翌朝、英斗がドタキャンのことでしつこく責めてくるかと思ったけれど、意外にも大したことは言われなかった。
 わたしの手を放さず、指先を弄ぶように触れながら「俺、普通の高校生じゃないんだぜ」と自慢話を続けてきて、うんざりしつつも少しほっとしていた。

 安心したのも束の間、「ユーチューブの宣伝動画に出ろ」と言われたとたん、血の気が引いた。
 なんとか断ろうと抵抗したけれど、ママの名前を出されてしまい、結局、拒むことができなかった。
 ポケットの中でスマホが気になる。ボイスレコーダーがちゃんと動いているか、確認したくて仕方がない。
 今は英斗のモラハラを少しずつ証拠にしている。これを使って、いつか別れる。それしかない。
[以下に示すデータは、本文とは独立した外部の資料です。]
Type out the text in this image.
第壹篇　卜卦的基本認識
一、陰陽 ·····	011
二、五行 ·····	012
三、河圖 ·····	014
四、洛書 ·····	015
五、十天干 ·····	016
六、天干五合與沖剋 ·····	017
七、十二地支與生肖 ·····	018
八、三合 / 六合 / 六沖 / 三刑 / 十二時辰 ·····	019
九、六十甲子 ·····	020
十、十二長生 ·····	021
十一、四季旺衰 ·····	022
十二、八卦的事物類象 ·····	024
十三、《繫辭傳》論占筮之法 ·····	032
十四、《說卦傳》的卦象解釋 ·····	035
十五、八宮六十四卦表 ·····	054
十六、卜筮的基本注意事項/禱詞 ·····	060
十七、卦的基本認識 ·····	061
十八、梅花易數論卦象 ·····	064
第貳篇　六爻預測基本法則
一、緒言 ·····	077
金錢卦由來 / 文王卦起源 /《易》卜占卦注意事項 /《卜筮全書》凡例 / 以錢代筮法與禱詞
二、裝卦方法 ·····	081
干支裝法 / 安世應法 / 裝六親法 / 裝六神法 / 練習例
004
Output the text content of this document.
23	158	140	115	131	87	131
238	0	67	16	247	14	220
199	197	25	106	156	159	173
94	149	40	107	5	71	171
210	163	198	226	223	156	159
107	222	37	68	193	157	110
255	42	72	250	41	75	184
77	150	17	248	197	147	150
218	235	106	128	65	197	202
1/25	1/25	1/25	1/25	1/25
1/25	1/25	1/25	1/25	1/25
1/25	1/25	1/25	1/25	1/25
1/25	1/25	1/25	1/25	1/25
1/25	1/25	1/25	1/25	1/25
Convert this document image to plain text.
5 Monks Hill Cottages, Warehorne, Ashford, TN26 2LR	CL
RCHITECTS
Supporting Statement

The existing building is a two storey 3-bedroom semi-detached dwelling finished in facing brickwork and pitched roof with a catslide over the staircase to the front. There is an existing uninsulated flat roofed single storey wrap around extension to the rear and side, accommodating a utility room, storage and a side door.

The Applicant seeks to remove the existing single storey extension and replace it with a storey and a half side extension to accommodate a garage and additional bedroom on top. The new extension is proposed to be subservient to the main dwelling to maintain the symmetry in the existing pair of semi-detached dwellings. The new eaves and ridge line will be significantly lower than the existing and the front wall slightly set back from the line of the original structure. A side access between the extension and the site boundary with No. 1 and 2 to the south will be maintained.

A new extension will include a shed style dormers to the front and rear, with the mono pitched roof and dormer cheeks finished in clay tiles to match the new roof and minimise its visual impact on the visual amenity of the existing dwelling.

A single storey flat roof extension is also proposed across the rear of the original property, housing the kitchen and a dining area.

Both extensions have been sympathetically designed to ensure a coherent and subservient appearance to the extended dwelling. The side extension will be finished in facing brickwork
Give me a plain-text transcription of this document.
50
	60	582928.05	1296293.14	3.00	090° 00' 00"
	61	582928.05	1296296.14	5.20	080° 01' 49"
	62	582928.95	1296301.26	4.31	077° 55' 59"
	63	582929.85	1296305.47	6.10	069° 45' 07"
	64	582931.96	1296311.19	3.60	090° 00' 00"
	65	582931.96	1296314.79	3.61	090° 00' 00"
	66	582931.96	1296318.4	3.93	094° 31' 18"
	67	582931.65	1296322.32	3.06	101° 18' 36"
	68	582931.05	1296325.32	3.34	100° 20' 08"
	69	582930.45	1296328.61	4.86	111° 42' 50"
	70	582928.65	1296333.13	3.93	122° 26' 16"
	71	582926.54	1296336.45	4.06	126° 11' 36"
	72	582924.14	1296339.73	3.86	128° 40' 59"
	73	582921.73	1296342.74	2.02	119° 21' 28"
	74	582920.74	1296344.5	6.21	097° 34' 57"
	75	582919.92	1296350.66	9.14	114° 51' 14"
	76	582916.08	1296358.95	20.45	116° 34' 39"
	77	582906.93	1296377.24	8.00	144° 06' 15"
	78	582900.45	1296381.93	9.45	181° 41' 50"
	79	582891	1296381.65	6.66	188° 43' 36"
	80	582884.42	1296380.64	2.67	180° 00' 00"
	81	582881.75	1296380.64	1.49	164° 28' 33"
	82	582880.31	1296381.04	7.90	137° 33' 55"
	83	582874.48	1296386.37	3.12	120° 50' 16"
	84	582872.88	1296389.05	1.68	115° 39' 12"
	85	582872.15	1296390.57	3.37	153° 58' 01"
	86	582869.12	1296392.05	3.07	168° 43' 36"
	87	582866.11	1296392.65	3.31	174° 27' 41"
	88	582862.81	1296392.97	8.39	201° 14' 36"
「ボランティアで男と絡んでんの?」と英斗が問い詰めてきた。

 ドキッとしたけど、すぐに平常心を取り戻した。録音がバレたわけじゃない。
 たぶん、松永さんか雪野さんが摩夜くんのことを話したんだ。
 俯きながら、弱々しい声を作って答える。

「えっ……そんなことないよ」

 英斗の顔が不機嫌にゆがんでいる。

「じゃあ、俺に隠してまで何してたんだよ」
「……ごめんなさい」

 舌打ちが聞こえた。わたしは怯えたふりをして顔を伏せ、スマホをちらりと見る。
 ボイスレコーダーはちゃんと動いている。もっとひどいことを言ってくれればいい。早く証拠を集めて終わらせたい。
 急に手を強く握られた。ただの強いだけじゃなく、痛がらせて従わせようとする意図がある。
 最低なやつ。どうして彼女にこんなことができるの? 
 本当に嫌だ。でも、今は耐えるしかない。

「もう、ボランティアやめろよ」

 英斗を揺さぶろうと、わたしは大きく目を見開き、上目遣いで見つめた。心を揺らして、そこから突き落とすつもりで煽る。

「でも、英くんが許してくれたよね……」

 英斗の額に青筋が浮かんでいる。怖いよ、やめたい。
 でも、モラハラの証拠を取るチャンスだ、もっと煽れって思いがぶつかり合う。

「男がいるなんて聞いてねぇし、すぐやめろ」
「……そんなふうに見てないよ。病気で大変な子に〝求められてる〟から……人として、ボランティアしてるだけで……」

 皮肉を込めて返すと、英斗の手が少し緩んだ。
 顔を少しだけ上げて見ると、考え込んでいるようだった。

「ホスピス、俺も行くから。そいつに話をつける」
「え……どうして?」
「彼氏なんだから当たり前だろ」

 荒々しい口調で英斗は言った。
 本当に小さいやつだ。人の領域にずかずかと踏み込んで、わたしが本当に大切にしているものなんて、何もわかってない。ただわたしを支配したいだけで、感情なんて完全に無視している。クズだ。